En faisant la connaissance de ces femmes, elle s’intéresse à leur histoire. La deuxième Anna Girardin est avocate. Prenant comme par déformation professionnelle la défense du père de Clara, elle lui conseille d’abandonner ses recherches. Car, dit-elle, la transparence a des limites, chacun a droit à sa part d’obscurité, "le mensonge défend le territoire de l’intime".  Même si elle comprend très bien les arguments de l’avocate, Clara n’est pas convaincue car ce qu’elle veut savoir la concerne au plus près. Plus tard elle dira au sujet d’Anna: "Je voudrais connaître son mensonge". 
A la trace - Anne Théron (1) © Jean-Louis Fernandez
Loin d’être une succession linéaire de rencontres constituant les étapes d’un parcours initiatique, le spectacle évoque plutôt une mosaïque dont les motifs se juxtaposent. Cela tient en partie à la scénographie qui se déploie sur plusieurs plans. Avec, à l’avant-scène, deux rangées de fauteuils de chaque côté d’un espace vide comme dans une salle d’attente d’aéroport tandis qu’au milieu du plateau se dresse une structure sur plusieurs étages composée de cases rappelant un immeuble vu en coupe. 

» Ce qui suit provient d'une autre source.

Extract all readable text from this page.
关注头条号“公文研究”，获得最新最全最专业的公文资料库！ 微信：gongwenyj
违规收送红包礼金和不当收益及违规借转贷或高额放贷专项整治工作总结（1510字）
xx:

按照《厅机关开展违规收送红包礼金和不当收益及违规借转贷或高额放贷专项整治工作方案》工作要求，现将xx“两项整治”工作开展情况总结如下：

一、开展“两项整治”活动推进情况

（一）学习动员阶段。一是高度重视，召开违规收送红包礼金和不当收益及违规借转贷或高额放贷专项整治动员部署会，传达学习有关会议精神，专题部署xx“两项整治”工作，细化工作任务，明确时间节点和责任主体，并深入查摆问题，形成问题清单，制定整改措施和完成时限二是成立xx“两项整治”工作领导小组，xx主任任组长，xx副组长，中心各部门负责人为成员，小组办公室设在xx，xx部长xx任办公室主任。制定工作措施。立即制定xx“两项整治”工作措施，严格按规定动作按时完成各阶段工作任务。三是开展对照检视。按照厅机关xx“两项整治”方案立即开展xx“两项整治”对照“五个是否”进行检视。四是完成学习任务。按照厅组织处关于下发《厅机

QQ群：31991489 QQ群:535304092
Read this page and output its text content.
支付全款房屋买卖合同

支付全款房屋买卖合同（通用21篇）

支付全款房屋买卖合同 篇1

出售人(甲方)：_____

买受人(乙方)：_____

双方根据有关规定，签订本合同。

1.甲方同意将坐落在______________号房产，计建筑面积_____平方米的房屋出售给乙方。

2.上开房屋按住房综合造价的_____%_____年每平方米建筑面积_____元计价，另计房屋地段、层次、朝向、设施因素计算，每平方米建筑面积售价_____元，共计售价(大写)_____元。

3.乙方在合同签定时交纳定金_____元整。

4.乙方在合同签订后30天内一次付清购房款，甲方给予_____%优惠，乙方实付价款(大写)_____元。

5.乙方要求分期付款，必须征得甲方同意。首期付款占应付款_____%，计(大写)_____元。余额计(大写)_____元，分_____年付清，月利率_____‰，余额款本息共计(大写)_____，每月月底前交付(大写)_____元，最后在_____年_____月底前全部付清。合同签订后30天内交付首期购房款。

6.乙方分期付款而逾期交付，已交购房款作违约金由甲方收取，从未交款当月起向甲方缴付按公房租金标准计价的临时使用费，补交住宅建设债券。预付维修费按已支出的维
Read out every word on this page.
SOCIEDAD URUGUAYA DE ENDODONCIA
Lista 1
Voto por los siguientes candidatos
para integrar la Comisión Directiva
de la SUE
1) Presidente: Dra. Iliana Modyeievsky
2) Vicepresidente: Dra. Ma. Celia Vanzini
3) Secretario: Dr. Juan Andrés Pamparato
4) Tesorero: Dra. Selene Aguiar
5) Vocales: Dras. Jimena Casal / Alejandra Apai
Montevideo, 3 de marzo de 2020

Pendant que Clara poursuit ses investigations, on suit la vie d’une autre femme interprétée par Nathalie Richard. Une femme qui voyage aux quatre coins du monde et a des relations avec des hommes différents sur Internet. On voit leurs visages projetés en gros plan sur une image vidéo. Joués par les comédiens Yannick Choirat, Alex Descas, Wajdi Mouawad et Laurent Poitrenaud, ils sont là sans y être puisqu’ils ont été filmés en amont pendant la préparation du spectacle. 
Ce n’est donc pas un hasard si ces dialogues avec des interlocuteurs à la fois présents et absents suscitent un curieux sentiment de vertige. Comme si un doute s’instaurait au cœur même de la relation, induit par la nature des rapports médiatisés par des écrans. Jean Baudrillard parle à ce propos de "convivialité fantôme". De fait on a l’impression, qu’alcool aidant, chacun peut raconter n’importe quoi sur qui il est et le lieu où il se trouve, la vérité n’étant en l’occurrence qu’une option possible. 

Sensibilité et retenue

Pour autant leurs échanges sont loin de se résumer à un simple badinage sans conviction. Ce trouble induit par le virtuel dans les relations humaines est un thème récurrent du théâtre d’Alexandra Badea. Il se double ici de la question plus brûlante de l’absence. Dès le début, le spectacle s’articule autour d’un manque, un vide éprouvant. C’est le manque d’une mère ou d’une fille, voire des deux. La difficulté d’être mère ou d’être fille, le don de la vie, la complexité de la filiation, telles sont les préoccupations remuantes qui animent les trois femmes dont on suit la trace dans cette quête douloureuse. 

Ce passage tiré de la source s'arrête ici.